Il semblerait toutefois que l’intention de l’auteur ne soit pas directement à visée anthropologique morale, mais tende simplement – à travers les différentes figures animales dont l’homme se rapproche dans son comportement quotidien –, à empêcher tout surgissement d’une vision idéalisante de l’être humain. Une série de verbes récurrents trahit dans les deux textes l’animalité de l’homme : grogner/knurren (Berichte, 8/11), haleter/japsen (HK, 9/143), souffler/schnauben (HK, 52), bêler/blöken (HK, 92/129). Même l’enfant de Lisa naissant, tel que le décrit le narrateur du Roman de Hinze et Kunze, est affecté par ce zoomorphisme : « C’est avec ce bec maussade qu’il saisira les seins » (Trad. 155) (« mit diesem grämlichen Schnabel wird er nach den Brüsten greifen » HK, 174). D’ailleurs homme et animal se confondent au point parfois de faire totalement abstraction de l’humain pour ne plus laisser subsister que l’animal : Lisa n’a plus des hommes face à elle, mais un mari dont elle a toujours soupçonné le caractère « inquiétant, bestial » (Trad. 156) (« Ich hatte schon wat jespürt an meinem Hinze, so wat Unheimliches, wat Viehisches HK, 176) ou encore des taureaux : « Les taureaux l’ignoraient d’un œil torve. » (Trad. 46) (HK, 52. « Die Stiere stierten vorbei. »). L’humain recule, disparaît derrière la pulsion animale.

Les nombreuses métamorphoses qui affectent les personnages au cours du roman apparaissent alors comme un travail conscient de brouillage des frontières entre l’homme et l’animal. Kunze est le premier affecté par un dédoublement de personnalité qui l’interpelle : « Qu’est-ce qui feulait gémissait hurlait dans son corps ? Qu’est-ce qui voulait en sortir, et pour quelle manifestation ? » (Trad. 26) (« was fauchte stöhnte brüllte aus seinem Leib ? Was wollte aus ihm heraus, zu welcher Kundgebung ? » HK, 28). Dans un des Libres propos, il se transforme même en monstre à trompe, ne se faisant aucune illusion sur sa situation : « Il s’était mué en un monstre. […] Sa trompe tâtonnait, cherchant à posséder sa proie. » (Trad. 82) (« Dass er sich in ein Monster verwandelt hatte […] Sein Rüssel tastete nach dem Besitz. » Berichte, 62). A la fin du roman, le narrateur lui-même est atteint d’une semblable métamorphose : « La sueur perçait mon masque.
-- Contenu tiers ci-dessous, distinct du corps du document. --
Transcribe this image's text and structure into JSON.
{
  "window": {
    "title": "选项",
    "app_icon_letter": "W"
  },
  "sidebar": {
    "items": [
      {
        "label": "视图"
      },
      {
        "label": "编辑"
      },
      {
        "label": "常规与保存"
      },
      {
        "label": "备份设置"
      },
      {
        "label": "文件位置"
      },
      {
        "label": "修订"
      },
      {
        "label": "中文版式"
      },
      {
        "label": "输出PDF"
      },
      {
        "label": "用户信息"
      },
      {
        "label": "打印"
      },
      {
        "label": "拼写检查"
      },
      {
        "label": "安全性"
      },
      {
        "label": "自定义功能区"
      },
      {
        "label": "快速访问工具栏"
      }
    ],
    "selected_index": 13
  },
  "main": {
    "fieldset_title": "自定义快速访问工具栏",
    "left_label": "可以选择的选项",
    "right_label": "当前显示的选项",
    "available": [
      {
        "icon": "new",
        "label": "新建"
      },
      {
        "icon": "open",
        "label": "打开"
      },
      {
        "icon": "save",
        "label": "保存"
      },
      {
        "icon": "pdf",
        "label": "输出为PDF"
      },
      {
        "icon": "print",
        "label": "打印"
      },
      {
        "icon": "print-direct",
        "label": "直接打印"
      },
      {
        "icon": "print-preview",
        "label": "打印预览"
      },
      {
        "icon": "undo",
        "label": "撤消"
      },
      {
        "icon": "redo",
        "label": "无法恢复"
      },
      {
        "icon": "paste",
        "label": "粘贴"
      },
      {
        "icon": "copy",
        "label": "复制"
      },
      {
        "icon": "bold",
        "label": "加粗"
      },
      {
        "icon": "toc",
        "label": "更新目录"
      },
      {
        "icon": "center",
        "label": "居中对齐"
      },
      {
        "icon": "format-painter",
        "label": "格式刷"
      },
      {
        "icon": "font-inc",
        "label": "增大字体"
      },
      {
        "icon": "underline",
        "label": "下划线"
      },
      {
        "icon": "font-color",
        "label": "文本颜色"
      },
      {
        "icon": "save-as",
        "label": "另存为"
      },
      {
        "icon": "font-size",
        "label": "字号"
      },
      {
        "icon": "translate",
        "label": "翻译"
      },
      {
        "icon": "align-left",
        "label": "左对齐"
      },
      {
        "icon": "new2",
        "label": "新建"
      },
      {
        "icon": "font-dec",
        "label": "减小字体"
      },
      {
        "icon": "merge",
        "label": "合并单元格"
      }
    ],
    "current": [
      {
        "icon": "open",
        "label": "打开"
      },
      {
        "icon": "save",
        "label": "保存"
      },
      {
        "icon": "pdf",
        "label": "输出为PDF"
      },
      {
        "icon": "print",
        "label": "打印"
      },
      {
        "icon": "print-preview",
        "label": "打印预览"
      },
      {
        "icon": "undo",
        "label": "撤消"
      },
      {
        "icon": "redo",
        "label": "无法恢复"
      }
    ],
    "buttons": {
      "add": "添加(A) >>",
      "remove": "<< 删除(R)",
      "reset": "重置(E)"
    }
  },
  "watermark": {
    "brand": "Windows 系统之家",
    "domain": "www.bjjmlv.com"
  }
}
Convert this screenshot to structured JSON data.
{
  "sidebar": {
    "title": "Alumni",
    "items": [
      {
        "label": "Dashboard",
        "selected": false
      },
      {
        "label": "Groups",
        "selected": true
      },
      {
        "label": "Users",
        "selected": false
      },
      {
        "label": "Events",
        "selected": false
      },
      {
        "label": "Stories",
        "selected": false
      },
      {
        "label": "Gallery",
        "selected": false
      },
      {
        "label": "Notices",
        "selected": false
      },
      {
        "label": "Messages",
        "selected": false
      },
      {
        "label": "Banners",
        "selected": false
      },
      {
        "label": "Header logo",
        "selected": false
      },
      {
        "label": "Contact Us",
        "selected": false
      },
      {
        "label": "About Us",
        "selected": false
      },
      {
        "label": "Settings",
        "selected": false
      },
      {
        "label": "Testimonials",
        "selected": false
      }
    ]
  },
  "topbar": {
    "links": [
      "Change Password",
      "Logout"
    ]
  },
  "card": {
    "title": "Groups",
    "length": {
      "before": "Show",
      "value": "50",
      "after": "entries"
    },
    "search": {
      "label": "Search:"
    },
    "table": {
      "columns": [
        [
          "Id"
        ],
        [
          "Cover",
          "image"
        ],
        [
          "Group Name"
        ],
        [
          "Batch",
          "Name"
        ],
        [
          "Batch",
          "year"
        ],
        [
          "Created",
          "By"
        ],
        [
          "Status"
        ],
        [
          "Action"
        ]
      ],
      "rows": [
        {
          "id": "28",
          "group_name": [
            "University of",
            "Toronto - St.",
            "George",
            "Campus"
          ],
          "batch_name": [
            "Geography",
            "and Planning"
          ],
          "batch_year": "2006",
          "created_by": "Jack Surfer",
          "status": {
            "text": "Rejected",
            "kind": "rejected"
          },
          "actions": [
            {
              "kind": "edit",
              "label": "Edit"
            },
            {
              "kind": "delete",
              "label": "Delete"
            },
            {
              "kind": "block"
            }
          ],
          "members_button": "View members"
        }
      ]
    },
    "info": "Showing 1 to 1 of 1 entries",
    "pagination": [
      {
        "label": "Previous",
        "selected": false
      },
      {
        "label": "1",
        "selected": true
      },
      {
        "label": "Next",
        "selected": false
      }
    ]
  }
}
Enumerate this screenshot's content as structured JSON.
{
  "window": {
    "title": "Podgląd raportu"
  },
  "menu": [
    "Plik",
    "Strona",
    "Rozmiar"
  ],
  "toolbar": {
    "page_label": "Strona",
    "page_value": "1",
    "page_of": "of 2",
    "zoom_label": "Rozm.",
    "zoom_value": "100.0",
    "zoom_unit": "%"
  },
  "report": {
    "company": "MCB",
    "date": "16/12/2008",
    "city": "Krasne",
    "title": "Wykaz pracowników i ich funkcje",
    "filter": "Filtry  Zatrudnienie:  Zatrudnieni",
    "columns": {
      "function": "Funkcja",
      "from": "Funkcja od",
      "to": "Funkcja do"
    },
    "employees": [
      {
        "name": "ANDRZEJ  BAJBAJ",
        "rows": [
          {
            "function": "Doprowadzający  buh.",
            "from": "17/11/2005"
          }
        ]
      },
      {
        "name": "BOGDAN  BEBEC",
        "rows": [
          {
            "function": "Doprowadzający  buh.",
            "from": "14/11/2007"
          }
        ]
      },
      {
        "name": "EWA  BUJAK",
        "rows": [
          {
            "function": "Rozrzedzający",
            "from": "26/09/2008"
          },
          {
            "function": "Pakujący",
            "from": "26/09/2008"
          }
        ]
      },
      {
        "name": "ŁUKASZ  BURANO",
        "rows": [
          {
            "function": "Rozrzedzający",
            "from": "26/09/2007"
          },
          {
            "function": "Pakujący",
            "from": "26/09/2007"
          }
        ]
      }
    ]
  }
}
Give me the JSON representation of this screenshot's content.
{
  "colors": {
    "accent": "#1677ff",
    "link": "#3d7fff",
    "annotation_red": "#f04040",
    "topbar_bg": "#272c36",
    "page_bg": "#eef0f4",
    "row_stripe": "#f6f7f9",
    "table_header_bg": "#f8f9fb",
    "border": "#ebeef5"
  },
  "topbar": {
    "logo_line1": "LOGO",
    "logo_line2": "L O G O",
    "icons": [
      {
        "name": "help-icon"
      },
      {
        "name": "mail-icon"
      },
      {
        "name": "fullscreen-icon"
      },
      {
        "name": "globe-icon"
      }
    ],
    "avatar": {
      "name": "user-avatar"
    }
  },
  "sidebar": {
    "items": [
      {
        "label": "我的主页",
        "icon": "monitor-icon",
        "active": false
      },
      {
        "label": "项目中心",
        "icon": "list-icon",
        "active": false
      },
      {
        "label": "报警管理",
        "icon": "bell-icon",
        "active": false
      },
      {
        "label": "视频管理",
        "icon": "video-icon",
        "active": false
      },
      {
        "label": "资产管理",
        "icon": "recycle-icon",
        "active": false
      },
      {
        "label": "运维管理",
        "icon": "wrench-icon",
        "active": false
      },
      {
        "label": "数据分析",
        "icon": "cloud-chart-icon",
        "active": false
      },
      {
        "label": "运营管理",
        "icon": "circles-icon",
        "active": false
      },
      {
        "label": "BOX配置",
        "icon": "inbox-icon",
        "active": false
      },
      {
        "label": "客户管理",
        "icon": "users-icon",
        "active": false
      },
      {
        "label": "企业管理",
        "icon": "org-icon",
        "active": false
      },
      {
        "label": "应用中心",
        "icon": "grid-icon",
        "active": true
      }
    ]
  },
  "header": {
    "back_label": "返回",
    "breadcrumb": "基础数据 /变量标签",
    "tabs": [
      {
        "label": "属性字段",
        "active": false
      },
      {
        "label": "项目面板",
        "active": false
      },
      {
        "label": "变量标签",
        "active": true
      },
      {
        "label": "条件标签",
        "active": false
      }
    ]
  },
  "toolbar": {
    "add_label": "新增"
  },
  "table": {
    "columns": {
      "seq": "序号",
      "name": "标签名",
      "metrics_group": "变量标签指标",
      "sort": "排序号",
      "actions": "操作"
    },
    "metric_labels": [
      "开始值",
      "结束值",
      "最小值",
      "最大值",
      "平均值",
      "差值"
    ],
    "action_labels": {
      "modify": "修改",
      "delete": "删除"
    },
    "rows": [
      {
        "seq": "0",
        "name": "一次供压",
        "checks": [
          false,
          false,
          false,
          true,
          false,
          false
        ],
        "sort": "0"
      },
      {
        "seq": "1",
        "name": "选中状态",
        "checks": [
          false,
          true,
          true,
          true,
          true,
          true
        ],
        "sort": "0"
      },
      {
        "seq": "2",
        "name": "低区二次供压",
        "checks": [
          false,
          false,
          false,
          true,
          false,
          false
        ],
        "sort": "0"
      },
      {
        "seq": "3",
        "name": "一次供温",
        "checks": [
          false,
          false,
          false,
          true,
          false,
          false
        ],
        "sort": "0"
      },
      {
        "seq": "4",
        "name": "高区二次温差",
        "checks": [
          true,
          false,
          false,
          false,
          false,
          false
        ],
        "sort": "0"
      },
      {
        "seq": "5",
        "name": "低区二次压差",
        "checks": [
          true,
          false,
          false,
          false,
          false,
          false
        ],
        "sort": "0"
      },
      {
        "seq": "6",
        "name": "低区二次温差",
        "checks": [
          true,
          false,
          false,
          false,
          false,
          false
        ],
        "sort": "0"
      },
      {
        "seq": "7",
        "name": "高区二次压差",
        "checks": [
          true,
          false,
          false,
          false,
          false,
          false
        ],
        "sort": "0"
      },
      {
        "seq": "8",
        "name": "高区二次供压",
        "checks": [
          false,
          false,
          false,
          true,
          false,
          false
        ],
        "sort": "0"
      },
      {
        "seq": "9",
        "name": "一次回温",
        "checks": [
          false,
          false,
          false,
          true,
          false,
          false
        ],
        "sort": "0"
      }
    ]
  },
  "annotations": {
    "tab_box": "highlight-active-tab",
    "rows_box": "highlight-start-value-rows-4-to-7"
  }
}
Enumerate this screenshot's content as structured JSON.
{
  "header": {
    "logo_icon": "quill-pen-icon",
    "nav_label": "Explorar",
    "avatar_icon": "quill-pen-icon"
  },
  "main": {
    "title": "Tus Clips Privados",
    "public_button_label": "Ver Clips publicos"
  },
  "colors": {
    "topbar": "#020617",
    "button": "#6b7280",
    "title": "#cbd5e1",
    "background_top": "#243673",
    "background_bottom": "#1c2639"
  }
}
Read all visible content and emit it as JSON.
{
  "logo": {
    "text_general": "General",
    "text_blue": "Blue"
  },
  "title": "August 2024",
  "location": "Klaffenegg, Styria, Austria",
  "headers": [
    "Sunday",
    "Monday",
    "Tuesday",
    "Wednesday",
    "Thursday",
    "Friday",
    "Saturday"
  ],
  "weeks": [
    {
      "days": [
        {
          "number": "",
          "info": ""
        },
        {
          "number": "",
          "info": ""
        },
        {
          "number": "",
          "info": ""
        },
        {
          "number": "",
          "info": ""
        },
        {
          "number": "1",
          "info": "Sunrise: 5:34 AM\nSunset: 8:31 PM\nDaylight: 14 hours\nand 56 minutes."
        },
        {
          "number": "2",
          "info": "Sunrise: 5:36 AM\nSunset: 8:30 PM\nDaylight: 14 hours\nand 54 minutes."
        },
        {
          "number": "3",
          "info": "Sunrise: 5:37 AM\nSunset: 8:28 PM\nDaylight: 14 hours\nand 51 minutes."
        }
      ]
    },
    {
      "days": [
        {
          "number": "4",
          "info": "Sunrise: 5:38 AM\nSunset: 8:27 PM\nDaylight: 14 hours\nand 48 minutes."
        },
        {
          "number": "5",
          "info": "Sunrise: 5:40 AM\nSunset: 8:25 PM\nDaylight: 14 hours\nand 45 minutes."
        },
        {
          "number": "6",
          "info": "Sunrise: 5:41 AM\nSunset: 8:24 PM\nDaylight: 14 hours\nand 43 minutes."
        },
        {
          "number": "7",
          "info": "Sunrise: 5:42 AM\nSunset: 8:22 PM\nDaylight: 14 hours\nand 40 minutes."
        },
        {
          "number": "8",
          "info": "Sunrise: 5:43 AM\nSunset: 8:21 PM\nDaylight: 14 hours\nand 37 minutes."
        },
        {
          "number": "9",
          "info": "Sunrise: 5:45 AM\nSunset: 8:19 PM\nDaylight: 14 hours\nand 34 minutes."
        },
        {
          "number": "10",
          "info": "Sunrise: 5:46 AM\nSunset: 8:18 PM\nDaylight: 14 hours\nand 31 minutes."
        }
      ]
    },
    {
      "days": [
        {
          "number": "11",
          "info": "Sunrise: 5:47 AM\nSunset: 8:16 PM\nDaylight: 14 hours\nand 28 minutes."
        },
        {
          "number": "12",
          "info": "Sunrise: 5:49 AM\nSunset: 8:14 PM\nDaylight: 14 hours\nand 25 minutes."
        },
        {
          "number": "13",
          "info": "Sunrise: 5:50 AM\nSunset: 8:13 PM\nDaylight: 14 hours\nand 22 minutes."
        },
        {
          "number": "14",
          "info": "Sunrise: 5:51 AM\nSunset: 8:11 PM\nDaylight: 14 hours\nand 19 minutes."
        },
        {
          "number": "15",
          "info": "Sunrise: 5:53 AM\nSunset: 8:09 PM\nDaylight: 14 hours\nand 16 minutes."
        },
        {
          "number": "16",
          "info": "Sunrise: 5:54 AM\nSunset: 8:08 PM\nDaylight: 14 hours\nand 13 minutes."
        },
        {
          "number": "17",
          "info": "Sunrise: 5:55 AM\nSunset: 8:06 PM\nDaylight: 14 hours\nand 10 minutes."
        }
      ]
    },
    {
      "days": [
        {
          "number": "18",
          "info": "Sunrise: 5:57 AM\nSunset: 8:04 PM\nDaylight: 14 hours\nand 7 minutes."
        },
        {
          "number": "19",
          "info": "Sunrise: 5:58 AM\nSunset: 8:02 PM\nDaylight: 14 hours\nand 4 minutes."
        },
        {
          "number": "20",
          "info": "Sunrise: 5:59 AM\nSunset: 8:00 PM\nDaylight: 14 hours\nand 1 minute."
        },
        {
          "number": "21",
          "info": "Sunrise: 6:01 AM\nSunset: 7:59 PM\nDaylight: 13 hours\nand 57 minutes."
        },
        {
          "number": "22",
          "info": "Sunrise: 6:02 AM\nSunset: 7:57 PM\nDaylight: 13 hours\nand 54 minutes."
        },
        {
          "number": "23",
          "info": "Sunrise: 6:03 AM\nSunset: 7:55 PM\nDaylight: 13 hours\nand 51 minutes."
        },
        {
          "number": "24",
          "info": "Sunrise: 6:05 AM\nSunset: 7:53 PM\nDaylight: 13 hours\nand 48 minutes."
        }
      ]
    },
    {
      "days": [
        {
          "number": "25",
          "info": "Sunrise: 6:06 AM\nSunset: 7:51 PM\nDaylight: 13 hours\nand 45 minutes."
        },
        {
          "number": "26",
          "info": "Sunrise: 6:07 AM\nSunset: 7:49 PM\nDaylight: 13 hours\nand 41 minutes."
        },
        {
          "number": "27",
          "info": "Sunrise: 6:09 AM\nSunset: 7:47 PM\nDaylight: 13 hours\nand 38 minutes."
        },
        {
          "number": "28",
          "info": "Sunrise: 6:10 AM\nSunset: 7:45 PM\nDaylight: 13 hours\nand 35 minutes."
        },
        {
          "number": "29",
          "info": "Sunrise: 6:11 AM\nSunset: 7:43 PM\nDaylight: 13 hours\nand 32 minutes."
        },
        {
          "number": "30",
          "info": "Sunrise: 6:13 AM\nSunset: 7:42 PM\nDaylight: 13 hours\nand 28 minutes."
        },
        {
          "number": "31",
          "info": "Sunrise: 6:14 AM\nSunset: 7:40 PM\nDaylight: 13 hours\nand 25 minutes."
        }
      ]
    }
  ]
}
Au bout d’une temps indéfiniment long, je me retournai à nouveau et remarquai qu’en faisant ce mouvement une autre tête se détachait de mon tronc, visage spontanément joyeux, que mes bras à mon insu commençaient à remuer comme ceux d’un boXeur sûr de lui, que ma bouche méduse folle était aspirée dans le tourbillon » (Trad. 198) (« Der Schweiß brach mir aus der Maske. Ich wandte mich nach unendlich langer Zeit wieder herum und merkte wie in der Bewegung ein anderer Kopf aus meinem Rumpf schnellte mit mühelos fröhlichem Gesicht meine unbeachteten Arme wie die eines selbstsicheren BoXers zu schlenkern begannen mein Mund eine irrsinnige Qualle in den Sog geriet. » HK, 197-198). Ce dédoublement incontrôlé est vécu comme un traumatisme mêlé d’une curiosité existentielle. Le narrateur, comme Kunze, s’interroge sur ce qui lui arrive : « Ce type joyeux grimpa dans mon corps, s’y balançant à en faire valser les branches. Je ne puis l’expliquer, que dois-je répandre ? » (Trad. 175) (« Der fröhliche Kerl stieg in meinen ganzen Körper schaukelte sich darin daß die Äste flogen. Ich kann es nicht erklären, was soll ich verbreiten ? » HK, 198). L’intrusion de l’animalité déclenche chez l’individu la réflexion métaphysique.

Fonction symbolique du bestiaire

En révélant l’animal tapi en chacun des personnages, Volker Braun semble témoigner d’une sorte de propension au « totémisme ». On remarque que très souvent un même animal est systématiquement associé à un des deux personnages : ainsi Kunze est-il caractérisé à la fois par le poisson et par le cheval. La figure du poisson est mentionnée plusieurs fois à l’endroit de Kunze dans le cadre d’une caractérisation physique métaphorique : « ces lèvres qui s’allongeaient comme celles d’un poisson en train de crever » (Trad. 9) (« der die Lippen ausstreckte wie ein verreckender Fisch » HK, 9) et encore : « Kunze dans son désir, lèvres palpitantes, comme un poisson hors de l’eau » (Trad., 127) (« Kunze in sein fischlippiges, japsendes Verlangen » HK, 143). L’assimi-lation au poisson agonisant souligne le caractère extrême du désir d’assouvissement sexuel chez Kunze et révèle sa fonction éminemment vitale. De manière générale, l’érotisme des images liées à la figure de Kunze fonde le caractère de séducteur du fonctionnaire du Parti qui se trouve décuplé par la parenté avec des animaux dont la puissance est notoire. Plus important que le motif pisciforme, c’est le rapprochement avec la figure animale du cheval qui semble définir le mieux Kunze : le narrateur a souligné dès le départ la stature trapue du fonctionnaire, et dans la scène centrale du discours érotique, Kunze est associé à l’image d’un cheval par l’entremise d’un même adjectif appliqué aux deux figures : ainsi « der Stämmige » (HK, 7) devient-il dans le contexte du meet-ing politique socialiste dénoncé du même coup comme une ridicule mise en scène par l’analogie avec le cirque, un « cheval de cirque trapu » (Trad. 105) (« ein stämmiges Zirkuspferd » HK, 118). Quelques lignes plus loin, l’image est renforcée par celle de l’animal de trait : « Tel un animal de trait attelé aux tâches de l’entreprise, il balançait sa nuque robuste. » (Trad. 106) (« Wiegte den festen Nacken wie ein Zugtier, vor den Betrieb gespannt » HK, 119).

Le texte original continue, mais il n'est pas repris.